Yes, I say. That’s about right.

16

It was perhaps my drawing master who made me a ceramics major, but it never matters who makes you, ultimately, only that you are made. In any case he helped me find what would end up being the way I would choose to live, for which I am grateful. He was a visiting professor from Germany and as our final assignment we were to do drawings, ten in a series. A tall man who walked like a limping horse and spoke through a gentle voice a broken patter of English and German, he was often seen walking under the trees and looking up through their branches in just about any part of campus. I could be anywhere from a Ph.D. carrel in the library to a friend’s dorm room and there he would be, striding confidently, intent, but of course with the limp that seemed almost a choice, and it would have been suspicious if there weren’t any sign anywhere of him spying. He was entirely internally preoccupied and it mattered not at all what was going on around him unless it had something to do with something he was drawing. I once saw him leaving the cafeteria with a paper towel stretched between his hands, seven strips of cooked bacon balanced there. He saw me and said, I’m drawing them, don’t worry. You can come later and eat them if you like.
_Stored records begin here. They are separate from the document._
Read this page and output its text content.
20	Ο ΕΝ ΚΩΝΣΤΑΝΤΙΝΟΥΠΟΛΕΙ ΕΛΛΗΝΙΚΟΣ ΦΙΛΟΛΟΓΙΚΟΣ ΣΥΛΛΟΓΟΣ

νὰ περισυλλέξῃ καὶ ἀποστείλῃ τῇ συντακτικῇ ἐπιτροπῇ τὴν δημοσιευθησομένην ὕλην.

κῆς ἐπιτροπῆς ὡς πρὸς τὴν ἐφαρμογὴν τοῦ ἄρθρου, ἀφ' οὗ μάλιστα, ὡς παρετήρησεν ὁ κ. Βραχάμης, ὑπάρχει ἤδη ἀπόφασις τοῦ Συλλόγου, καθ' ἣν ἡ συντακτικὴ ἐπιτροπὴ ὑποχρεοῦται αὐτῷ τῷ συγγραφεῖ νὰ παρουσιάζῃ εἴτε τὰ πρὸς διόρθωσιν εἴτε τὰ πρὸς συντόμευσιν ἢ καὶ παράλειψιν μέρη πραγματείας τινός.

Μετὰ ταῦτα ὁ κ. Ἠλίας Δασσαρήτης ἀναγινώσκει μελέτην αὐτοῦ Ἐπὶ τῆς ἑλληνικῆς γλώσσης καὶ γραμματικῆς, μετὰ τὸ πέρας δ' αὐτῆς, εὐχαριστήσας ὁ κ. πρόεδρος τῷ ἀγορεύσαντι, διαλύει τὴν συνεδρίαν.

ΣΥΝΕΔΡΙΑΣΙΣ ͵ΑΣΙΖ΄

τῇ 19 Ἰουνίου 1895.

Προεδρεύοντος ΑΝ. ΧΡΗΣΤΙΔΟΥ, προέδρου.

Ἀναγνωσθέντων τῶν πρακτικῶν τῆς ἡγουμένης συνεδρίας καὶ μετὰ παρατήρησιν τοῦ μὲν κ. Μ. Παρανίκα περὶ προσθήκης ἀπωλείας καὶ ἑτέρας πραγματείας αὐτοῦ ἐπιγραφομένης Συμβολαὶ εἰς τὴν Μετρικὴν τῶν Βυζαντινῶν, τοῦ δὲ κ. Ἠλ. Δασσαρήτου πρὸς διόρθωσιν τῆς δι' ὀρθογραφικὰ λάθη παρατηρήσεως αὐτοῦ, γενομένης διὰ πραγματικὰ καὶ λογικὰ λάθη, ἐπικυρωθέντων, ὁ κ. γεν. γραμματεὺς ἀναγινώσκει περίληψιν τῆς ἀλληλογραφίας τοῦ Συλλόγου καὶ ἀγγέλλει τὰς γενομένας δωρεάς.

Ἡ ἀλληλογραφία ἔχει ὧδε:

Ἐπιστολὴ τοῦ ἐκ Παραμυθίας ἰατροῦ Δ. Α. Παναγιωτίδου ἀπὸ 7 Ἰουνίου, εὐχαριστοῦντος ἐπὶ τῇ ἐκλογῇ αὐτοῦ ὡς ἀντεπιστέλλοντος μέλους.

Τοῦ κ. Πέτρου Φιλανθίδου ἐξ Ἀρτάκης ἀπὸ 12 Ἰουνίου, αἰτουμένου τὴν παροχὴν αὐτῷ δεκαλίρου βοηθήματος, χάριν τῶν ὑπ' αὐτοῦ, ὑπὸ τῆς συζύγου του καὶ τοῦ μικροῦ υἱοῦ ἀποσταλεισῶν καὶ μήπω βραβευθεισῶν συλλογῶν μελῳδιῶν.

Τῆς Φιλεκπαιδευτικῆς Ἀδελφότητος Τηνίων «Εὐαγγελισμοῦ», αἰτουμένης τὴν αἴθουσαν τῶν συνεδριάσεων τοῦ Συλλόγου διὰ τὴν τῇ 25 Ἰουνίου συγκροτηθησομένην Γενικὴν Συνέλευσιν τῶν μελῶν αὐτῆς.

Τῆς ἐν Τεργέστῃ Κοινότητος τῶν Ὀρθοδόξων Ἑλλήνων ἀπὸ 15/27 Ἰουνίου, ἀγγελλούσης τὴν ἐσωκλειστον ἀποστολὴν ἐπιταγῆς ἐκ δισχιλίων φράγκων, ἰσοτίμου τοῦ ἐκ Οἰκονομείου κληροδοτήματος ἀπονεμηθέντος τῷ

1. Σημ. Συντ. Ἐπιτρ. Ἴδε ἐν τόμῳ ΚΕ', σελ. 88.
He himself did what he called tender lines. He drew without looking at the paper and with both hands, using pencil, always, that he would rub upward instead of down. He would point at drawings and say of the lines, Do you see, this is another language from this, they are not talking to each other. Or, he would say, You must erase these. There is too much architecture here. He taught the advanced class for majors and he spoke of lines in drawings the way poets speak of lines in poems. This is the best line, he would say, and touch it. The others are only imitating it. You must get rid of them. Start over and keep this only. I hated drawing this way. It made me unsteady, and the figures looked ugly to me. I drew my assignments in one hand.

I had done for my drawing project nude studies of five boys on the crew team. I admit to having had a more than ordinary amount of fun doing this, but it was also for me an attempt to release what turned out to be an extraordinary amount of lines inside me that awaited figures. These figures. I had wanted to draw these guys for years, and so they would come over in the afternoon when the light in my room was best and there on my comforter I would arrange them in a pose. They had the unselfconsciousness of athletes, the body was this thing they used to go fast, they liked the one they had because as yet it had met almost all their demands of it. They accepted the idea as I put it forward to them and enjoyed the afternoons we spent this way, two drawings per athlete. I remember Mike as being particularly beautiful nude, without an ounce of spare flesh to him anywhere, almost a physician’s muscle chart, and Rich had hair all over his body, like a pelt. Ian, my former coxswain, looked particularly the part of a St. Sebastian, and then Coe, who was so breathtaking that I could almost not draw him. It was all I could do not to rush over to the bed. Aaron studiously enjoyed himself. We both knew that there were two reasons I was drawing him this way, and he knew that the second reason would never express itself past the drawing, and was fine about it. His enjoyment would be in offering for my eye what he would refuse the rest of me.

I don’t know what these are, the drawing master said, when I presented. The class would have laughed had they not known something of what was next. The drawings were beautiful, I had thought. They were tender, I thought. How could they fail? He reached a finger up and he said, they are like perno.